Intanto è volata anche qualche cattiva parola nell’ambiente…
«Per noi è stata una tempesta. Ci sono state critiche attente, ci è stato chiesto di indirizzare il sito a Italia.it, ma, come detto, dal Ministero non si è fatto vivo nessuno per permetterci di farlo. Una cosa è certa: bisogna comunicare bene e anche giudicare meglio, ci ha un po’ disturbato la reazione di alcuni addetti ai lavori».
Come ve la immaginate la campagna?
«Ce la immaginiamo sicuramente multicanale, anzi omnicanale. Occorre vedere il brief, servono analisi pre-comunicazione, capire il valore, il target e poi si può parlare di mezzi e budget. A proposito di investimenti: nove milioni rappresentano una cifra importante, ma se vuoi pianificare in tutto il mondo si tratta di numeri risibili; se poi affermi che vuoi arrivare fino al 2030, pensiamo anche solo a possibili affissioni in America o a Dubai, si tratta di briciole».
Intanto, una certezza l’abbiamo, la vostra agenzia, Marketing Toys che, rifuggendo il centralismo milanese, è dislocata nelle campagne toscane, come mai?
«Abbiamo deciso di lavorare in campagna, da remoto, e lo facciamo da oltre dieci anni. Crediamo necessario trovare un equilibrio vita-lavoro più rispettoso dei nostri tempi».
Quali sono le vostre caratteristiche?
«Siamo specializzati in analisi, in business design, in strategia di marketing, perché occorre sempre farsi delle domande prima di progettare una comunicazione. Facciamo anche da advisor, quando il reparto marketing dell’azienda è in difficoltà».
La comunicazione odierna appare sempre più complessa, con spinte tecnologiche cangianti e pressanti. Voi come vi comportate?

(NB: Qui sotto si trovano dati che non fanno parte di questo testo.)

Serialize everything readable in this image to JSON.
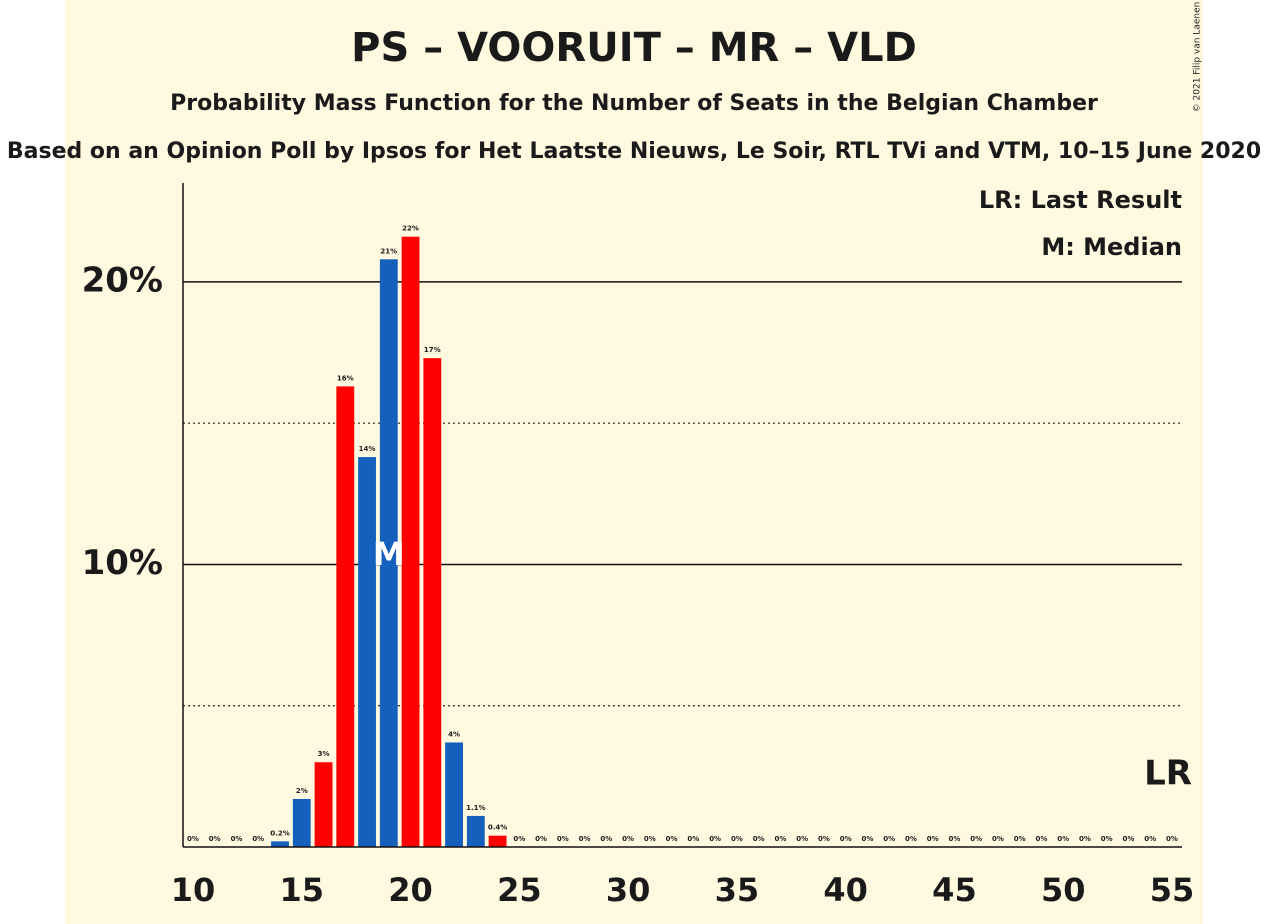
{
  "chart_data": {
    "type": "bar",
    "title": "PS – VOORUIT – MR – VLD",
    "subtitle": "Probability Mass Function for the Number of Seats in the Belgian Chamber",
    "source": "Based on an Opinion Poll by Ipsos for Het Laatste Nieuws, Le Soir, RTL TVi and VTM, 10–15 June 2020",
    "copyright": "© 2021 Filip van Laenen",
    "legend": [
      "LR: Last Result",
      "M: Median"
    ],
    "x": [
      10,
      11,
      12,
      13,
      14,
      15,
      16,
      17,
      18,
      19,
      20,
      21,
      22,
      23,
      24,
      25,
      26,
      27,
      28,
      29,
      30,
      31,
      32,
      33,
      34,
      35,
      36,
      37,
      38,
      39,
      40,
      41,
      42,
      43,
      44,
      45,
      46,
      47,
      48,
      49,
      50,
      51,
      52,
      53,
      54,
      55
    ],
    "values": [
      0,
      0,
      0,
      0,
      0.2,
      1.7,
      3.0,
      16.3,
      13.8,
      20.8,
      21.6,
      17.3,
      3.7,
      1.1,
      0.4,
      0,
      0,
      0,
      0,
      0,
      0,
      0,
      0,
      0,
      0,
      0,
      0,
      0,
      0,
      0,
      0,
      0,
      0,
      0,
      0,
      0,
      0,
      0,
      0,
      0,
      0,
      0,
      0,
      0,
      0,
      0
    ],
    "value_labels": [
      "0%",
      "0%",
      "0%",
      "0%",
      "0.2%",
      "2%",
      "3%",
      "16%",
      "14%",
      "21%",
      "22%",
      "17%",
      "4%",
      "1.1%",
      "0.4%",
      "0%",
      "0%",
      "0%",
      "0%",
      "0%",
      "0%",
      "0%",
      "0%",
      "0%",
      "0%",
      "0%",
      "0%",
      "0%",
      "0%",
      "0%",
      "0%",
      "0%",
      "0%",
      "0%",
      "0%",
      "0%",
      "0%",
      "0%",
      "0%",
      "0%",
      "0%",
      "0%",
      "0%",
      "0%",
      "0%",
      "0%"
    ],
    "colors": [
      "#1560bd",
      "#1560bd",
      "#ff0000",
      "#ff0000",
      "#1560bd",
      "#1560bd",
      "#ff0000",
      "#ff0000",
      "#1560bd",
      "#1560bd",
      "#ff0000",
      "#ff0000",
      "#1560bd",
      "#1560bd",
      "#ff0000",
      "#ff0000",
      "#1560bd",
      "#1560bd",
      "#ff0000",
      "#ff0000",
      "#1560bd",
      "#1560bd",
      "#ff0000",
      "#ff0000",
      "#1560bd",
      "#1560bd",
      "#ff0000",
      "#ff0000",
      "#1560bd",
      "#1560bd",
      "#ff0000",
      "#ff0000",
      "#1560bd",
      "#1560bd",
      "#ff0000",
      "#ff0000",
      "#1560bd",
      "#1560bd",
      "#ff0000",
      "#ff0000",
      "#1560bd",
      "#1560bd",
      "#ff0000",
      "#ff0000",
      "#1560bd",
      "#1560bd"
    ],
    "xlim": [
      10,
      55
    ],
    "xticks": [
      10,
      15,
      20,
      25,
      30,
      35,
      40,
      45,
      50,
      55
    ],
    "ylim": [
      0,
      23.5
    ],
    "yticks": [
      {
        "value": 10,
        "label": "10%"
      },
      {
        "value": 20,
        "label": "20%"
      }
    ],
    "minor_gridlines": [
      5,
      15
    ],
    "median": 19,
    "median_label": "M",
    "last_result": 55,
    "last_result_label": "LR"
  }
}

«Ci fermiamo, ragioniamo, ponderiamo, cosa che un algoritmo non può fare. Non si vince sempre correndo. Occorre essere curiosi. Nel momento in cui ci troviamo poco attrezzati sul fronte tecnologico, possiamo contare sull’esperienza e la sapienza dei nostri colleghi di team. Non si può essere tuttologi».
L’innovazione è anche una questione culturale?
«È fondamentale che lo sia, altrimenti il rischio è quello di farsi travolgere da un processo che ti divora. Non si riuscirà mai ad andare più forte del progresso, dobbiamo essere i registi e capire, per esempio, che “giovani” nel mondo non è un target, e che perseverare su una strada simile significhi perdere tempo, non performare. Le aziende non hanno per forza bisogno di social, di like ed è inutile fare 100 foto digitali, ne bastano tre scattate bene».
Cosa vi chiedono i clienti?
«Si fanno delle domande. Si nota una maggiore attenzione in fatto di analisi, di approfondimento. Il mercato è un po’ in stallo e non basta uscire con un sito senza capire a cosa serva. I clienti hanno informazioni sui database, ma non sanno caratterizzare il proprio utente. Sono curiosi di sperimentare sul Metaverso, sull’AI. Il sospetto è che si attenda il nuovo eldorado. Il mondo sta cambiando e non tutti ne sono consapevoli, e allora affianchiamo il cliente, lo supportiamo strategicamente. Si deve crescere insieme. L’obiettivo è non fare una semplice fattura, ma contribuire a creare valore per l’utente finale, i mercati, l’essere umano. Marketing Toys lavora per operare in un’economia circolare, l’obiettivo è coltivare i nostri clienti sul lungo periodo, perché fare marketing è soprattutto responsabilità».